There are several types of authentication, each with its own pros and cons:

Basic Authentication

Basic authentication is a simple authentication scheme built into the HTTP protocol. The client sends HTTP requests with the Authorization header that contains the word Basic followed by a space and a base64-encoded string username:password. For example, to authorize as user demo and password p@55w0rd the client would send: Authorization: Basic ZGVtbzpwQDU1dzByZA==.

Note: Because base64 is easily decoded, Basic authentication should only be used together with other security mechanisms such as HTTPS/SSL.

When users authenticate using their username and password, they're issued a token, containing an authentication ticket that can be used for authentication and authorization. The token is stored as a cookie that accompanies every request the client makes.

A cookie-based authentication is a popular form of authentication. Token-based authentication systems are growing in popularity, especially in Single Page Applications (SPAs).

Note: Cookie authentication is vulnerable to Cross-Site Request Forgeries (CSRF) attacks, so it should be used together with other security measures, such as CSRF tokens.

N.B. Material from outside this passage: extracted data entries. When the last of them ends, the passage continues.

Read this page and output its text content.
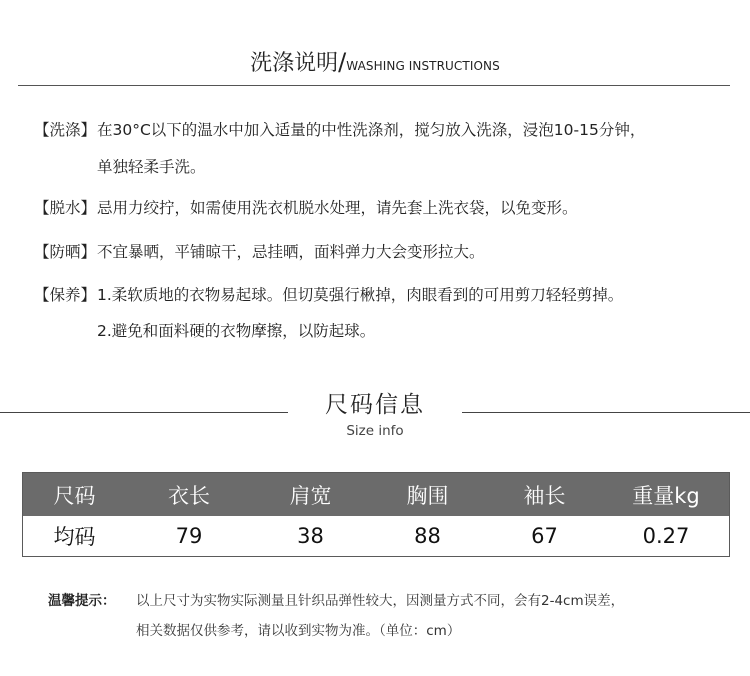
洗涤说明/WASHING INSTRUCTIONS
【洗涤】在30°C以下的温水中加入适量的中性洗涤剂，搅匀放入洗涤，浸泡10-15分钟，
单独轻柔手洗。
【脱水】忌用力绞拧，如需使用洗衣机脱水处理，请先套上洗衣袋，以免变形。
【防晒】不宜暴晒，平铺晾干，忌挂晒，面料弹力大会变形拉大。
【保养】1.柔软质地的衣物易起球。但切莫强行楸掉，肉眼看到的可用剪刀轻轻剪掉。
2.避免和面料硬的衣物摩擦，以防起球。
尺码信息
Size info
尺码	衣长	肩宽	胸围	袖长	重量kg
均码	79	38	88	67	0.27
温馨提示： 以上尺寸为实物实际测量且针织品弹性较大，因测量方式不同，会有2-4cm误差，
相关数据仅供参考，请以收到实物为准。（单位：cm）
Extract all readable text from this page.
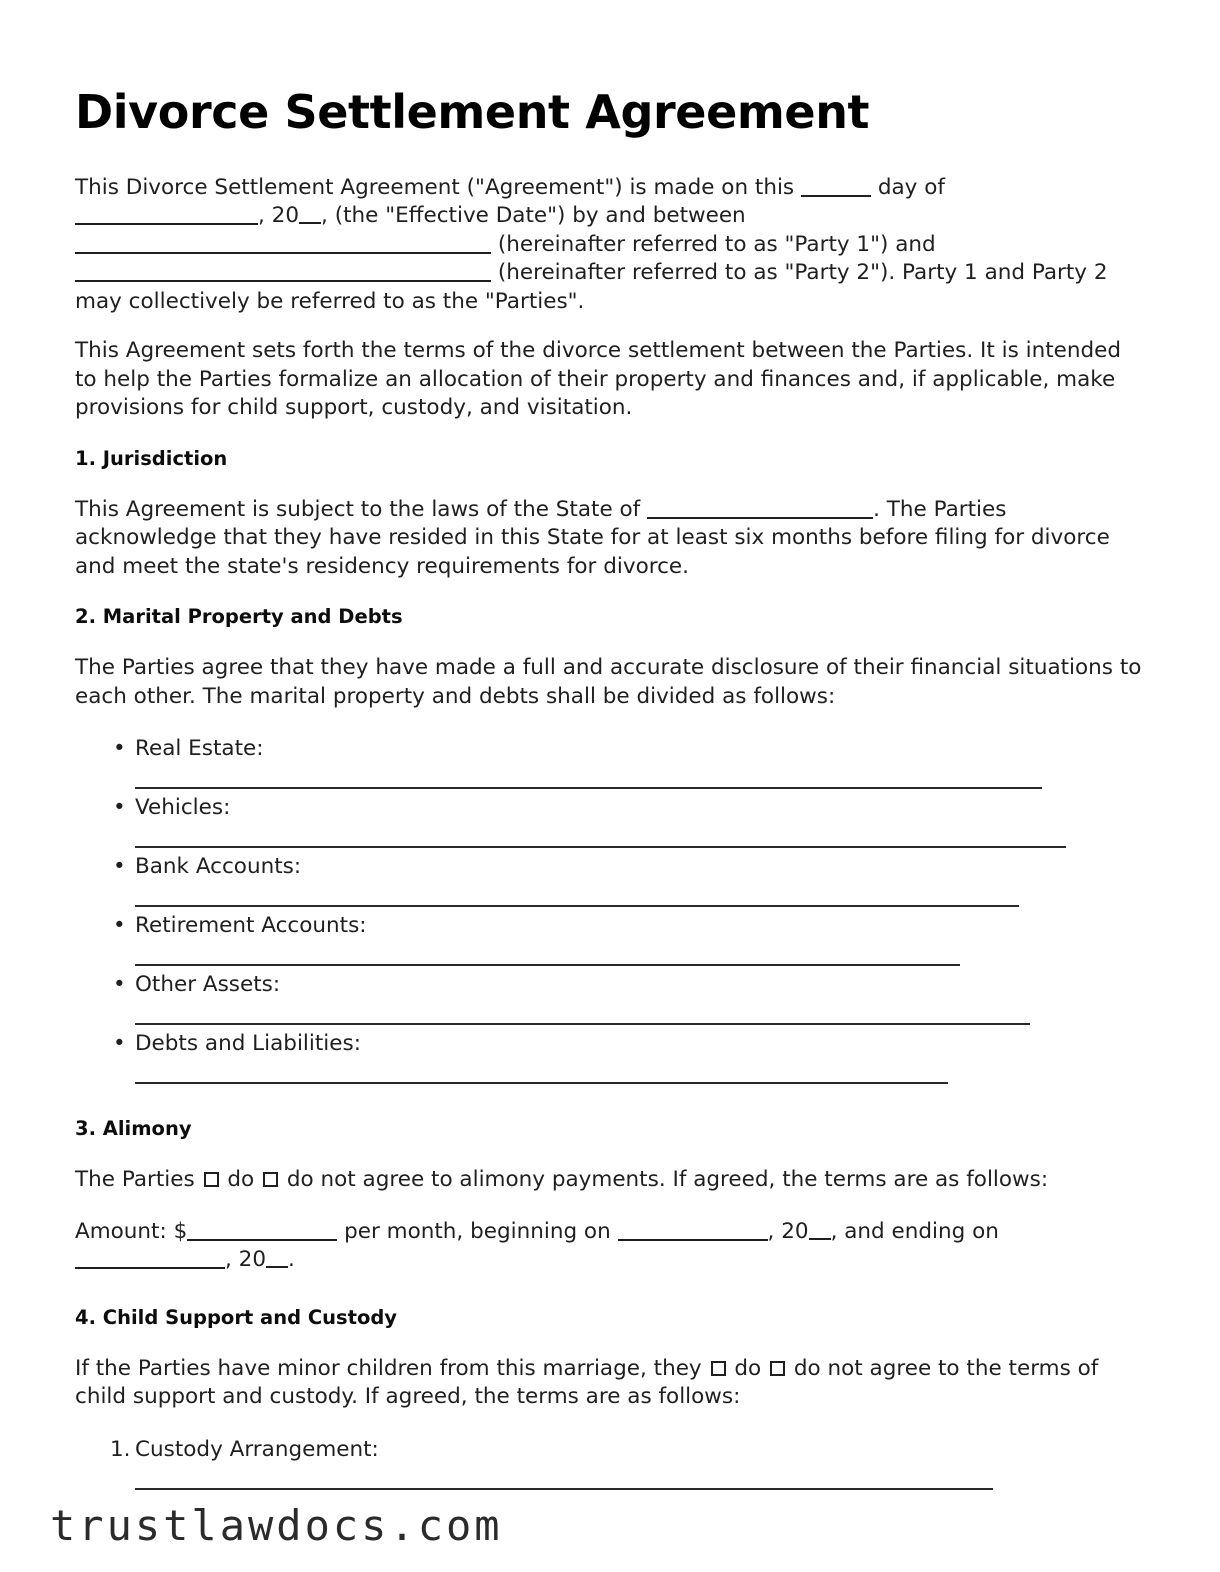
Divorce Settlement Agreement

This Divorce Settlement Agreement ("Agreement") is made on this	day of
, 20 , (the "Effective Date") by and between
(hereinafter referred to as "Party 1") and
(hereinafter referred to as "Party 2"). Party 1 and Party 2 may collectively be referred to as the "Parties".

This Agreement sets forth the terms of the divorce settlement between the Parties. It is intended to help the Parties formalize an allocation of their property and finances and, if applicable, make provisions for child support, custody, and visitation.

1. Jurisdiction

This Agreement is subject to the laws of the State of	. The Parties acknowledge that they have resided in this State for at least six months before filing for divorce and meet the state's residency requirements for divorce.

2. Marital Property and Debts

The Parties agree that they have made a full and accurate disclosure of their financial situations to each other. The marital property and debts shall be divided as follows:

• Real Estate:
• Vehicles:
• Bank Accounts:
• Retirement Accounts:
• Other Assets:
• Debts and Liabilities:
3. Alimony

The Parties do do not agree to alimony payments. If agreed, the terms are as follows:

Amount: $	per month, beginning on	, 20 , and ending on , 20 .

4. Child Support and Custody

If the Parties have minor children from this marriage, they do do not agree to the terms of child support and custody. If agreed, the terms are as follows:

1. Custody Arrangement:
trustlawdocs.com
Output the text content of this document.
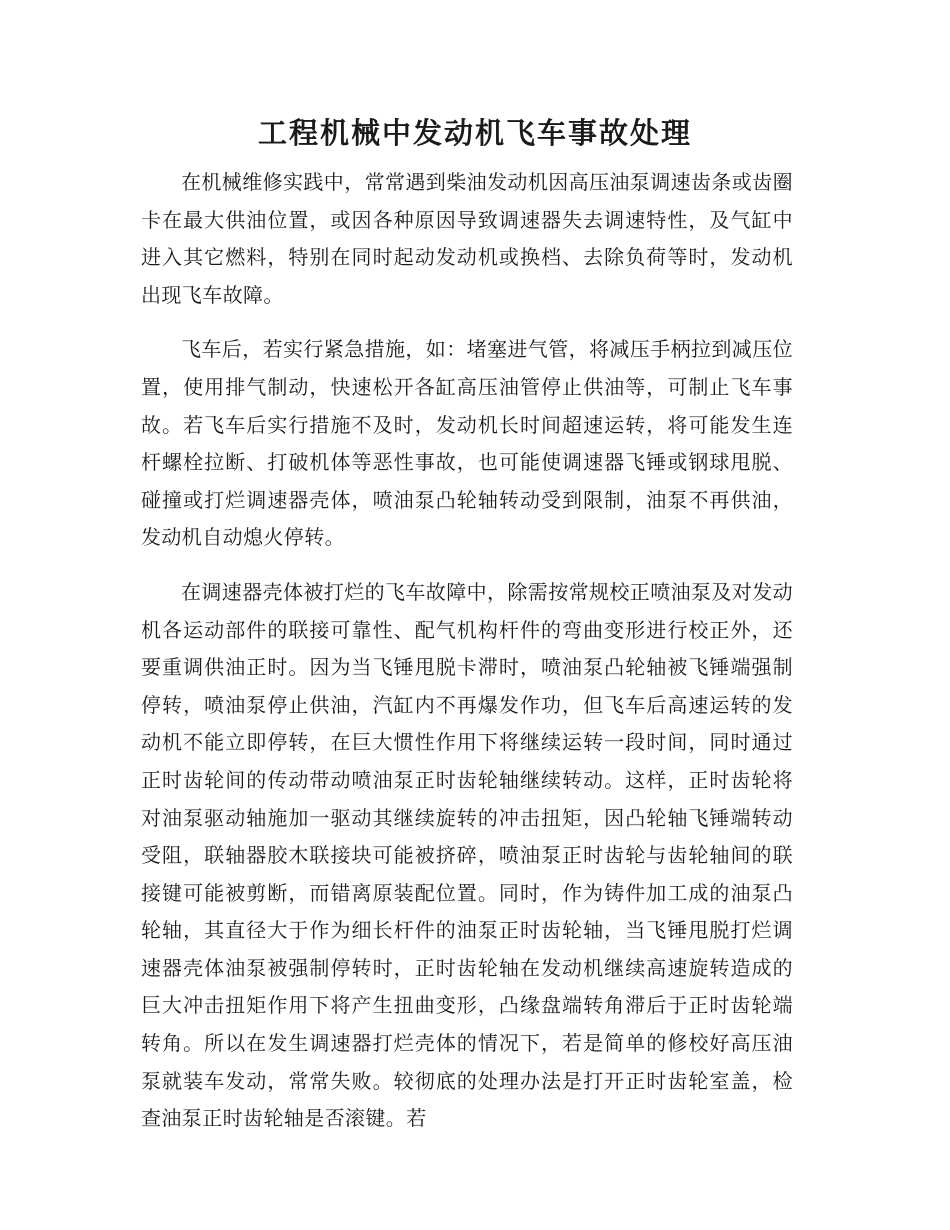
工程机械中发动机飞车事故处理

在机械维修实践中，常常遇到柴油发动机因高压油泵调速齿条或齿圈卡在最大供油位置，或因各种原因导致调速器失去调速特性，及气缸中进入其它燃料，特别在同时起动发动机或换档、去除负荷等时，发动机出现飞车故障。

飞车后，若实行紧急措施，如：堵塞进气管，将减压手柄拉到减压位置，使用排气制动，快速松开各缸高压油管停止供油等，可制止飞车事故。若飞车后实行措施不及时，发动机长时间超速运转，将可能发生连杆螺栓拉断、打破机体等恶性事故，也可能使调速器飞锤或钢球甩脱、碰撞或打烂调速器壳体，喷油泵凸轮轴转动受到限制，油泵不再供油，发动机自动熄火停转。

在调速器壳体被打烂的飞车故障中，除需按常规校正喷油泵及对发动机各运动部件的联接可靠性、配气机构杆件的弯曲变形进行校正外，还要重调供油正时。因为当飞锤甩脱卡滞时，喷油泵凸轮轴被飞锤端强制停转，喷油泵停止供油，汽缸内不再爆发作功，但飞车后高速运转的发动机不能立即停转，在巨大惯性作用下将继续运转一段时间，同时通过正时齿轮间的传动带动喷油泵正时齿轮轴继续转动。这样，正时齿轮将对油泵驱动轴施加一驱动其继续旋转的冲击扭矩，因凸轮轴飞锤端转动受阻，联轴器胶木联接块可能被挤碎，喷油泵正时齿轮与齿轮轴间的联接键可能被剪断，而错离原装配位置。同时，作为铸件加工成的油泵凸轮轴，其直径大于作为细长杆件的油泵正时齿轮轴，当飞锤甩脱打烂调速器壳体油泵被强制停转时，正时齿轮轴在发动机继续高速旋转造成的巨大冲击扭矩作用下将产生扭曲变形，凸缘盘端转角滞后于正时齿轮端转角。所以在发生调速器打烂壳体的情况下，若是简单的修校好高压油泵就装车发动，常常失败。较彻底的处理办法是打开正时齿轮室盖，检查油泵正时齿轮轴是否滚键。若
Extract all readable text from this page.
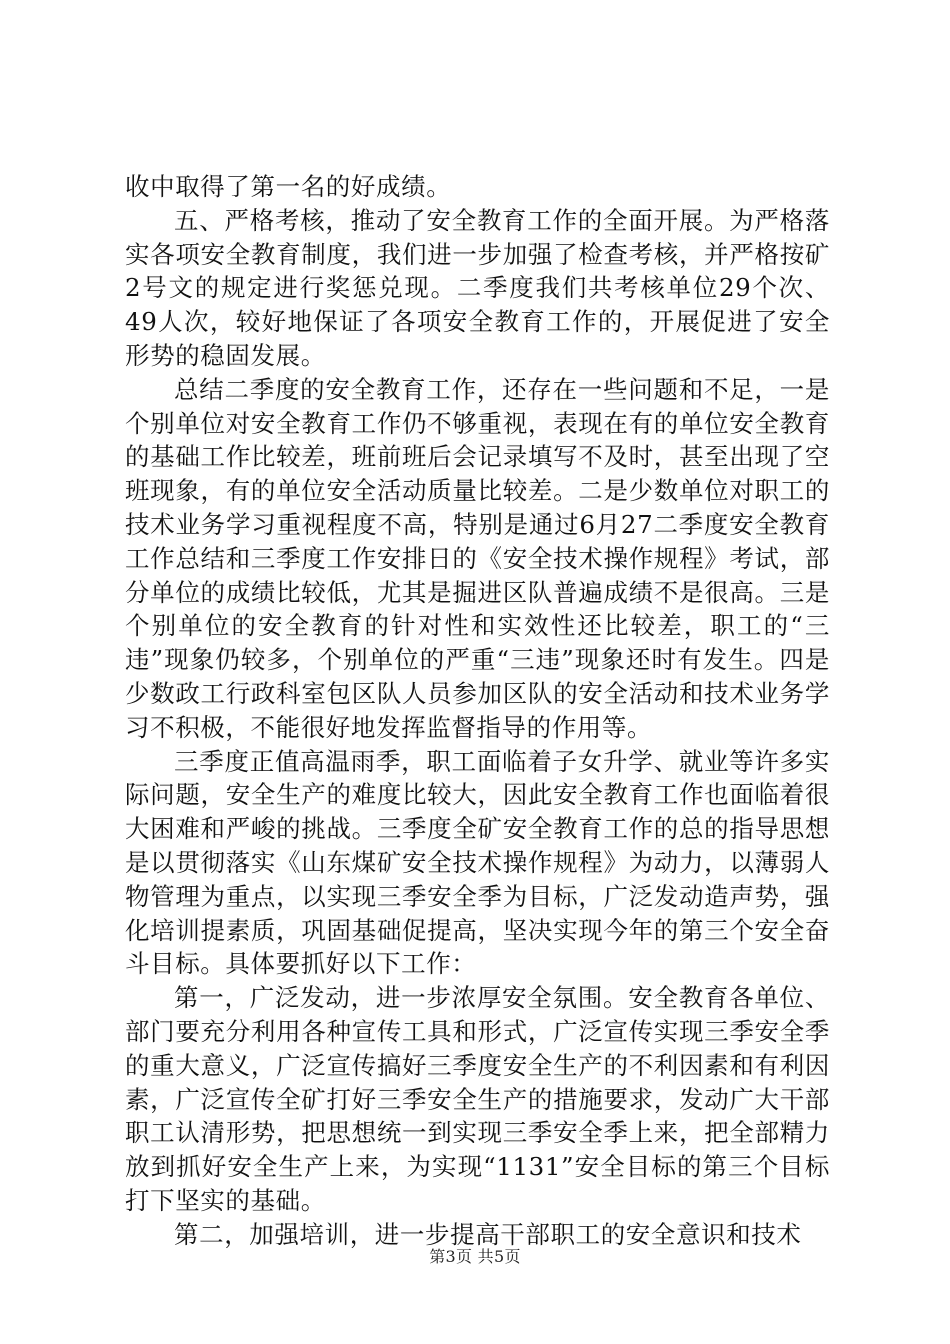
收中取得了第一名的好成绩。

五、严格考核，推动了安全教育工作的全面开展。为严格落实各项安全教育制度，我们进一步加强了检查考核，并严格按矿2号文的规定进行奖惩兑现。二季度我们共考核单位29个次、49人次，较好地保证了各项安全教育工作的，开展促进了安全形势的稳固发展。

总结二季度的安全教育工作，还存在一些问题和不足，一是个别单位对安全教育工作仍不够重视，表现在有的单位安全教育的基础工作比较差，班前班后会记录填写不及时，甚至出现了空班现象，有的单位安全活动质量比较差。二是少数单位对职工的技术业务学习重视程度不高，特别是通过6月27二季度安全教育工作总结和三季度工作安排日的《安全技术操作规程》考试，部分单位的成绩比较低，尤其是掘进区队普遍成绩不是很高。三是个别单位的安全教育的针对性和实效性还比较差，职工的“三违”现象仍较多，个别单位的严重“三违”现象还时有发生。四是少数政工行政科室包区队人员参加区队的安全活动和技术业务学习不积极，不能很好地发挥监督指导的作用等。

三季度正值高温雨季，职工面临着子女升学、就业等许多实际问题，安全生产的难度比较大，因此安全教育工作也面临着很大困难和严峻的挑战。三季度全矿安全教育工作的总的指导思想是以贯彻落实《山东煤矿安全技术操作规程》为动力，以薄弱人物管理为重点，以实现三季安全季为目标，广泛发动造声势，强化培训提素质，巩固基础促提高，坚决实现今年的第三个安全奋斗目标。具体要抓好以下工作：

第一，广泛发动，进一步浓厚安全氛围。安全教育各单位、部门要充分利用各种宣传工具和形式，广泛宣传实现三季安全季的重大意义，广泛宣传搞好三季度安全生产的不利因素和有利因素，广泛宣传全矿打好三季安全生产的措施要求，发动广大干部职工认清形势，把思想统一到实现三季安全季上来，把全部精力放到抓好安全生产上来，为实现“1131”安全目标的第三个目标打下坚实的基础。

第二，加强培训，进一步提高干部职工的安全意识和技术

第3页 共5页
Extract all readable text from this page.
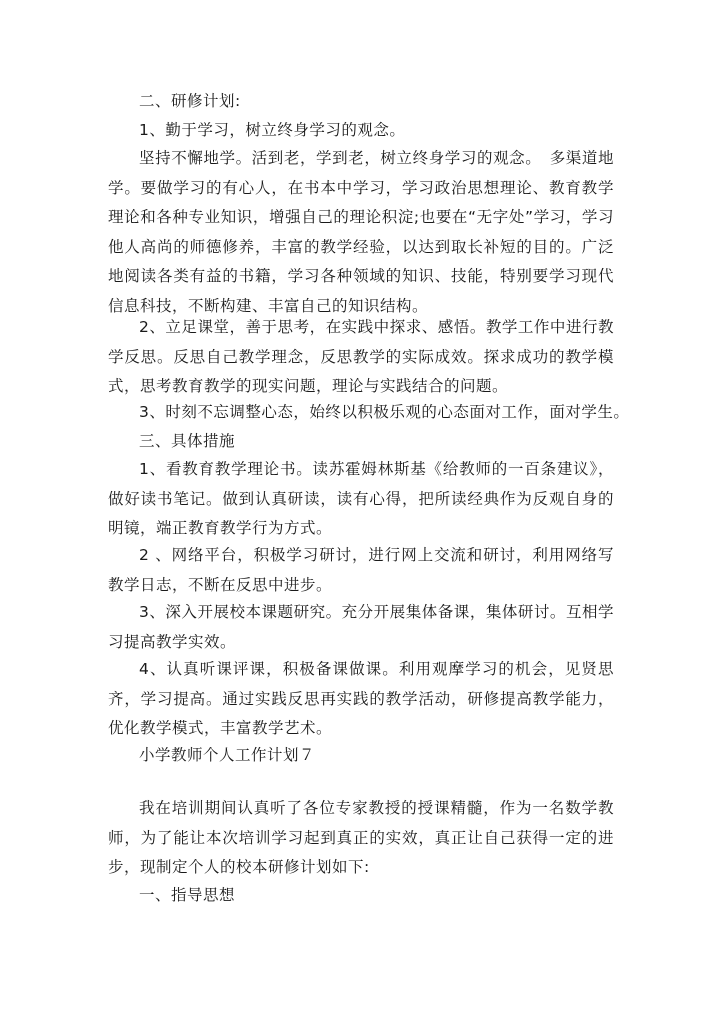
二、研修计划:

1、勤于学习，树立终身学习的观念。

坚持不懈地学。活到老，学到老，树立终身学习的观念。　多渠道地学。要做学习的有心人，在书本中学习，学习政治思想理论、教育教学理论和各种专业知识，增强自己的理论积淀;也要在“无字处”学习，学习他人高尚的师德修养，丰富的教学经验，以达到取长补短的目的。广泛地阅读各类有益的书籍，学习各种领域的知识、技能，特别要学习现代信息科技，不断构建、丰富自己的知识结构。

2、立足课堂，善于思考，在实践中探求、感悟。教学工作中进行教学反思。反思自己教学理念，反思教学的实际成效。探求成功的教学模式，思考教育教学的现实问题，理论与实践结合的问题。

3、时刻不忘调整心态，始终以积极乐观的心态面对工作，面对学生。

三、具体措施

1、看教育教学理论书。读苏霍姆林斯基《给教师的一百条建议》，做好读书笔记。做到认真研读，读有心得，把所读经典作为反观自身的明镜，端正教育教学行为方式。

2 、网络平台，积极学习研讨，进行网上交流和研讨，利用网络写教学日志，不断在反思中进步。

3、深入开展校本课题研究。充分开展集体备课，集体研讨。互相学习提高教学实效。

4、认真听课评课，积极备课做课。利用观摩学习的机会，见贤思齐，学习提高。通过实践反思再实践的教学活动，研修提高教学能力，优化教学模式，丰富教学艺术。

小学教师个人工作计划７

我在培训期间认真听了各位专家教授的授课精髓，作为一名数学教师，为了能让本次培训学习起到真正的实效，真正让自己获得一定的进步，现制定个人的校本研修计划如下:

一、指导思想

Token-based authentication

In each request, the token (access token) is passed in the request for server-side validation. This token isn't encrypted; it's encoded. On the server, the token is decoded to access its information. To send the token on subsequent requests, store the token in the browser's local storage. Don't be concerned about CSRF vulnerability if the token is stored in the browser's local storage. CSRF is a concern when the token is stored in a cookie. Similar to Basic authentication, Bearer authentication should only be used over HTTPS (SSL).

Digest Authentication

Digest Authentication communicates credentials in an encrypted form by applying a hash function to the username, the password, a server-supplied nonce value, the HTTP method, and the requested URI.

In a digest authentication flow, the client sends a request to a server, which sends back nonce and realm values for the client to authenticate. The client sends back a hashed username and password with the nonce and realm. The server then sends back the requested data.